Rayon horreur et cinéma américain, difficile d’échapper au studio Blumhouse, derrière les Paranormal Activity, Insidious, Halloween récents et autres M3gan. Et ça ne risque pas de se calmer puisqu’ils ont fusionné en 2024 avec Atomic Monster, la société de James Wan, réalisateur de Conjuring et Saw. L’un de leurs premiers gros coups sera justement de relancer la saga de Jigsaw, avec un nouveau film actuellement en développement.

Avant ça, il y aura leur nouvelle version de l’histoire de La Momie, intitulée Le Réveil de la momie, qui sort le 15 avril prochain. Et à l’horizon, un autre projet fait déjà saliver : une histoire d’exorcisme à la Maison-Blanche, adaptée du comics The Exorcism at 1600 Penn de Hannah Rose May.

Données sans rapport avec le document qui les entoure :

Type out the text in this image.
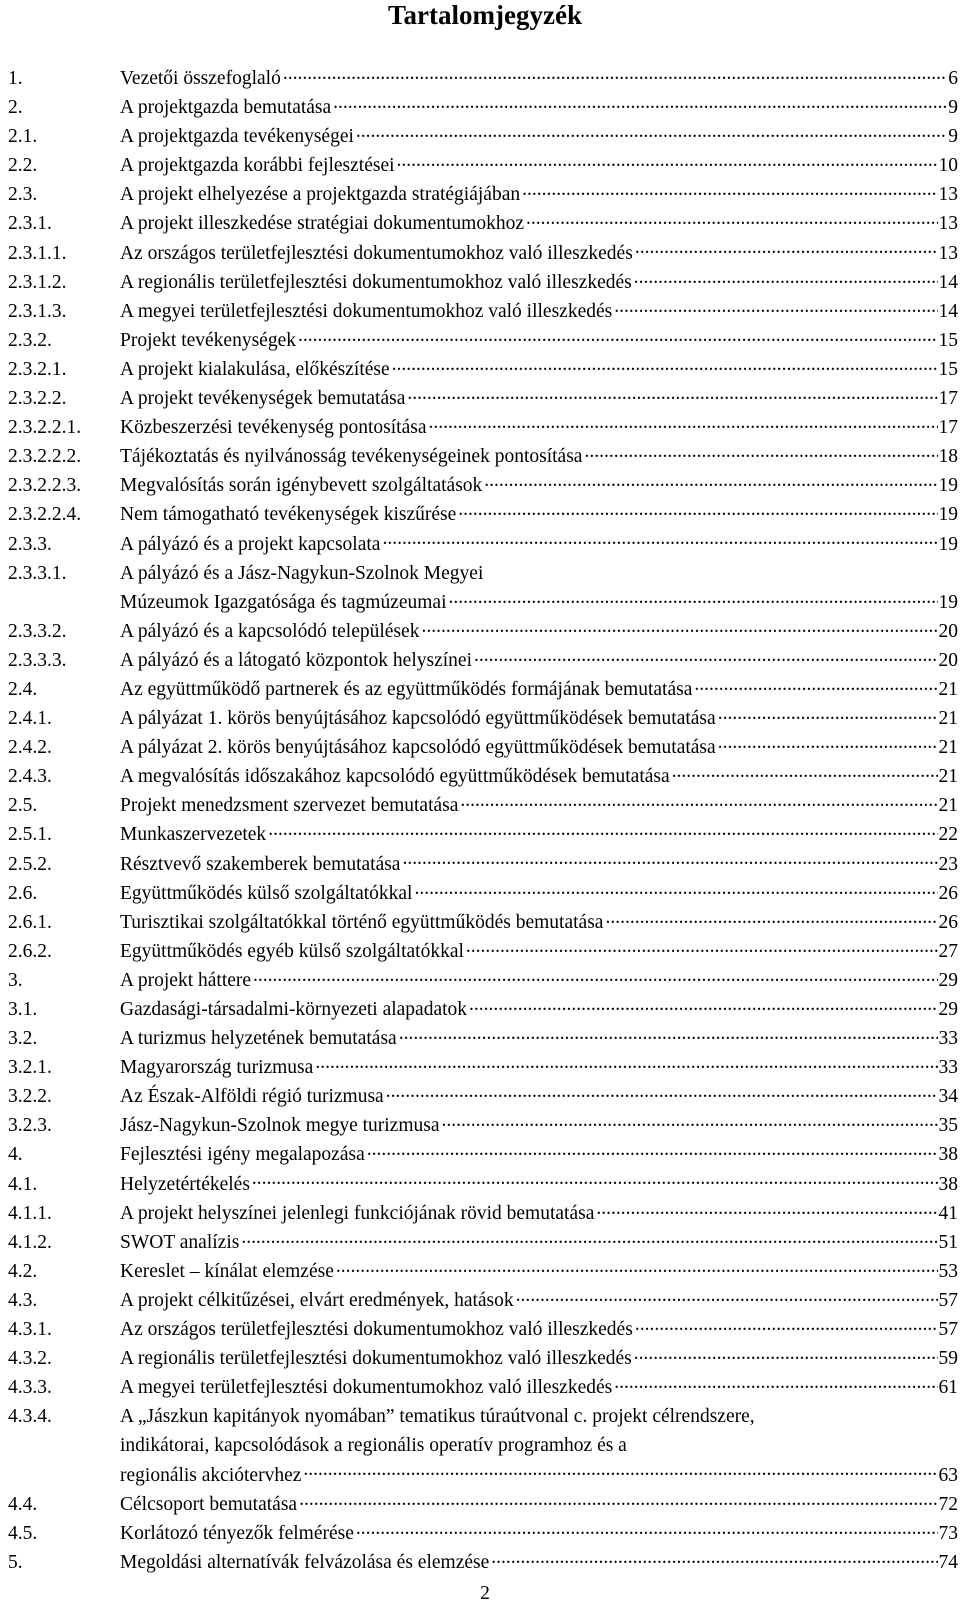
Tartalomjegyzék
1.	Vezetői összefoglaló .....	6
2.	A projektgazda bemutatása .....	9
2.1.	A projektgazda tevékenységei .....	9
2.2.	A projektgazda korábbi fejlesztései .....	10
2.3.	A projekt elhelyezése a projektgazda stratégiájában .....	13
2.3.1.	A projekt illeszkedése stratégiai dokumentumokhoz .....	13
2.3.1.1.	Az országos területfejlesztési dokumentumokhoz való illeszkedés .....	13
2.3.1.2.	A regionális területfejlesztési dokumentumokhoz való illeszkedés .....	14
2.3.1.3.	A megyei területfejlesztési dokumentumokhoz való illeszkedés .....	14
2.3.2.	Projekt tevékenységek .....	15
2.3.2.1.	A projekt kialakulása, előkészítése .....	15
2.3.2.2.	A projekt tevékenységek bemutatása .....	17
2.3.2.2.1.	Közbeszerzési tevékenység pontosítása .....	17
2.3.2.2.2.	Tájékoztatás és nyilvánosság tevékenységeinek pontosítása .....	18
2.3.2.2.3.	Megvalósítás során igénybevett szolgáltatások .....	19
2.3.2.2.4.	Nem támogatható tevékenységek kiszűrése .....	19
2.3.3.	A pályázó és a projekt kapcsolata .....	19
2.3.3.1.	A pályázó és a Jász-Nagykun-Szolnok Megyei
Múzeumok Igazgatósága és tagmúzeumai .....	19
2.3.3.2.	A pályázó és a kapcsolódó települések .....	20
2.3.3.3.	A pályázó és a látogató központok helyszínei .....	20
2.4.	Az együttműködő partnerek és az együttműködés formájának bemutatása .....	21
2.4.1.	A pályázat 1. körös benyújtásához kapcsolódó együttműködések bemutatása .....	21
2.4.2.	A pályázat 2. körös benyújtásához kapcsolódó együttműködések bemutatása .....	21
2.4.3.	A megvalósítás időszakához kapcsolódó együttműködések bemutatása .....	21
2.5.	Projekt menedzsment szervezet bemutatása .....	21
2.5.1.	Munkaszervezetek .....	22
2.5.2.	Résztvevő szakemberek bemutatása .....	23
2.6.	Együttműködés külső szolgáltatókkal .....	26
2.6.1.	Turisztikai szolgáltatókkal történő együttműködés bemutatása .....	26
2.6.2.	Együttműködés egyéb külső szolgáltatókkal .....	27
3.	A projekt háttere .....	29
3.1.	Gazdasági-társadalmi-környezeti alapadatok .....	29
3.2.	A turizmus helyzetének bemutatása .....	33
3.2.1.	Magyarország turizmusa .....	33
3.2.2.	Az Észak-Alföldi régió turizmusa .....	34
3.2.3.	Jász-Nagykun-Szolnok megye turizmusa .....	35
4.	Fejlesztési igény megalapozása .....	38
4.1.	Helyzetértékelés .....	38
4.1.1.	A projekt helyszínei jelenlegi funkciójának rövid bemutatása .....	41
4.1.2.	SWOT analízis .....	51
4.2.	Kereslet – kínálat elemzése .....	53
4.3.	A projekt célkitűzései, elvárt eredmények, hatások .....	57
4.3.1.	Az országos területfejlesztési dokumentumokhoz való illeszkedés .....	57
4.3.2.	A regionális területfejlesztési dokumentumokhoz való illeszkedés .....	59
4.3.3.	A megyei területfejlesztési dokumentumokhoz való illeszkedés .....	61
4.3.4.	A „Jászkun kapitányok nyomában” tematikus túraútvonal c. projekt célrendszere,
indikátorai, kapcsolódások a regionális operatív programhoz és a
regionális akciótervhez .....	63
4.4.	Célcsoport bemutatása .....	72
4.5.	Korlátozó tényezők felmérése .....	73
5.	Megoldási alternatívák felvázolása és elemzése .....	74
2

En effet, un récent article de Deadline a révélé que Blumhouse se serait une nouvelle fois associé à Atomic Monster pour adapter la bande dessinée The Exorcism at 1600 Penn de Hannah Rose May et illustrée par Vanesa Del Rey. Publié par IDW Publishing, The Exorcism at 1600 Penn est un thriller fantastique qui suit la première femme présidente des États-Unis.

Elle y est confrontée à des tensions politiques explosives, à la menace d’une Troisième Guerre mondiale, à un paysage médiatique en pleine mutation et… à une lutte surnaturelle entre le bien et le mal, rien que ça. Le film The Exorcism at 1600 Penn sera produit par Jason Blum, aux côtés de l’autrice et de Davidi Jonas, le patron d’IDW Publishing. Le vice-président exécutif du développement des longs-métrages chez Blumhouse, Ryan Turek, s’est confié au micro de Deadline :

« Ce qui nous a immédiatement séduits dans The Exorcism at 1600 Penn, c’est son réalisme et son urgence. Hannah a créé une histoire qui fusionne le classicisme du film de possession et les tensions politiques contemporaines d’une manière audacieuse et profondément humaine. C’est exactement le genre de sujet que nous recherchons lorsque nous essayons d’explorer de nouveaux horizons pour l’horreur, et nous avons hâte de trouver un cinéaste capable de porter cet univers à l’écran avec l’ampleur et la force de point de vue qu’il mérite. »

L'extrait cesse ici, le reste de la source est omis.